Retrieval-Augmented Generation (RAG) systems require Large Language Models (LLMs) to generate responses that are faithful to the retrieved context. However, faithfulness hallucination remains a critical challenge, as existing methods often require costly supervision and post-training or significant inference burdens. To overcome these limitations, we introduce Self-Supervised Faithfulness Optimization (SSFO), the first self-supervised alignment approach for enhancing RAG faithfulness. SSFO constructs preference data pairs by contrasting the model's outputs generated with and without the context. Leveraging Direct Preference Optimization (DPO), SSFO aligns model faithfulness without incurring labeling costs or additional inference burden. We theoretically and empirically demonstrate that SSFO leverages a benign form of \emph{likelihood displacement}, transferring probability mass from parametric-based tokens to context-aligned tokens. Based on this insight, we propose a modified DPO loss function to encourage likelihood displacement. Comprehensive evaluations show that SSFO significantly outperforms existing methods, achieving state-of-the-art faithfulness on multiple context-based question-answering datasets. Notably, SSFO exhibits strong generalization, improving cross-lingual faithfulness and preserving general instruction-following capabilities.

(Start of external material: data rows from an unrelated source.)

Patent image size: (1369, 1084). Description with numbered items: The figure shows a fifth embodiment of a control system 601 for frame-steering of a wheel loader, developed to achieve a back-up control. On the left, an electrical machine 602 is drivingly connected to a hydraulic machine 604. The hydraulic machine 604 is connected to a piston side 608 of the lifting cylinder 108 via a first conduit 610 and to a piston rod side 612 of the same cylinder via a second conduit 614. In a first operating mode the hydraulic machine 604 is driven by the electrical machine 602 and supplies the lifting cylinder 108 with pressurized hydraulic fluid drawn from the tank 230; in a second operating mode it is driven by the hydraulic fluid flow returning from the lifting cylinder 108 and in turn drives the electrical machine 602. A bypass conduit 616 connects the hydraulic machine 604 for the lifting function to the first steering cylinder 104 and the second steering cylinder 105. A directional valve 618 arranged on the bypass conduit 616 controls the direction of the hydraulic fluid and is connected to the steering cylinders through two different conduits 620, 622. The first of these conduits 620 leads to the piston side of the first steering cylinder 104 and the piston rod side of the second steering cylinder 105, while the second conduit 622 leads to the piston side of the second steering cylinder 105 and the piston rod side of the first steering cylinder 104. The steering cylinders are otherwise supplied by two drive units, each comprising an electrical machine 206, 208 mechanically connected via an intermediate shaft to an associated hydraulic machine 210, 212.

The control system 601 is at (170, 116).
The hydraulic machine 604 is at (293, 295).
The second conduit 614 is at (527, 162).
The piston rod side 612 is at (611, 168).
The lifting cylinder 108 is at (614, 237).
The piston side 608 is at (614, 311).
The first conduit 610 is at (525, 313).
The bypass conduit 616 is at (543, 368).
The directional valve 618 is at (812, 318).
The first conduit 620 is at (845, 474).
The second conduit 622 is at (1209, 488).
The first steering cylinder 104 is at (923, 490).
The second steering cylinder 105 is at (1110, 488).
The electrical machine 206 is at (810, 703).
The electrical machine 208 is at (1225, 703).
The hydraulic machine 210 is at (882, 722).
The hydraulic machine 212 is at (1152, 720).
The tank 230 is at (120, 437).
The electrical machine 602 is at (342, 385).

We release our code and model at the anonymous link: https://github.com/chkwy/SSFO

Paper Structure

This paper contains 30 sections, 12 equations, 5 figures, 12 tables.

Figures (5)

  • Figure 1: (a): Existing post-training methods rely on human annotators or superior LLM models to construct SFT or preference datasets, resulting in heavy labeling costs and lengthy post-training processes. (b) SSFO leverages the model itself to generate preference data: Given query $x$, it generates a context-grounded response $y_c'$ (with external knowledge) and a parametric-based response $y_p$ (query only). SSFO reduces faithfulness hallucination without external supervision and incurs negligible post‐training costs.
  • Figure 2: Left: Log-likelihood of preferred response $\pi_\theta(y_c'|x,c)$ versus dispreferred responses $\pi_\theta(y_p|x,c)$ over the course of SSFO optimization. Right: We compare the base instruct model and optimized model on MemoTrap memotrap dataset and show the mean change for context-based tokens $z_c$ and parametric-based tokens $z_p$, revealing that optimization increases $\Delta P(z_c)$ while decreasing $\Delta P(z_p)$, $r$ denotes the Pearson correlation coefficient.
  • Figure 3: Case study from the MemoTrap dataset illustrating benign likelihood displacement. The probability mass shifts from the parametric knowledge based token $z_p$ to the external knowledge based token $z_c$ after SSFO optimization.
  • Figure 4: Correlation plot illustrating Span Exact Match scores for NQ-Swap, NQ-Open, and MemoTrap (scaled to the left y-axis) and ROUGE-L F1 scores for ELI5 (scaled to the right y-axis). Grey lines depict the regression trends. $r$ denotes Pearson correlation.
  • Figure 5: Data efficiency study: SSFO requires about 60% of data (400–500 examples) to achieve 85% of the total performance gain over the instruct baseline.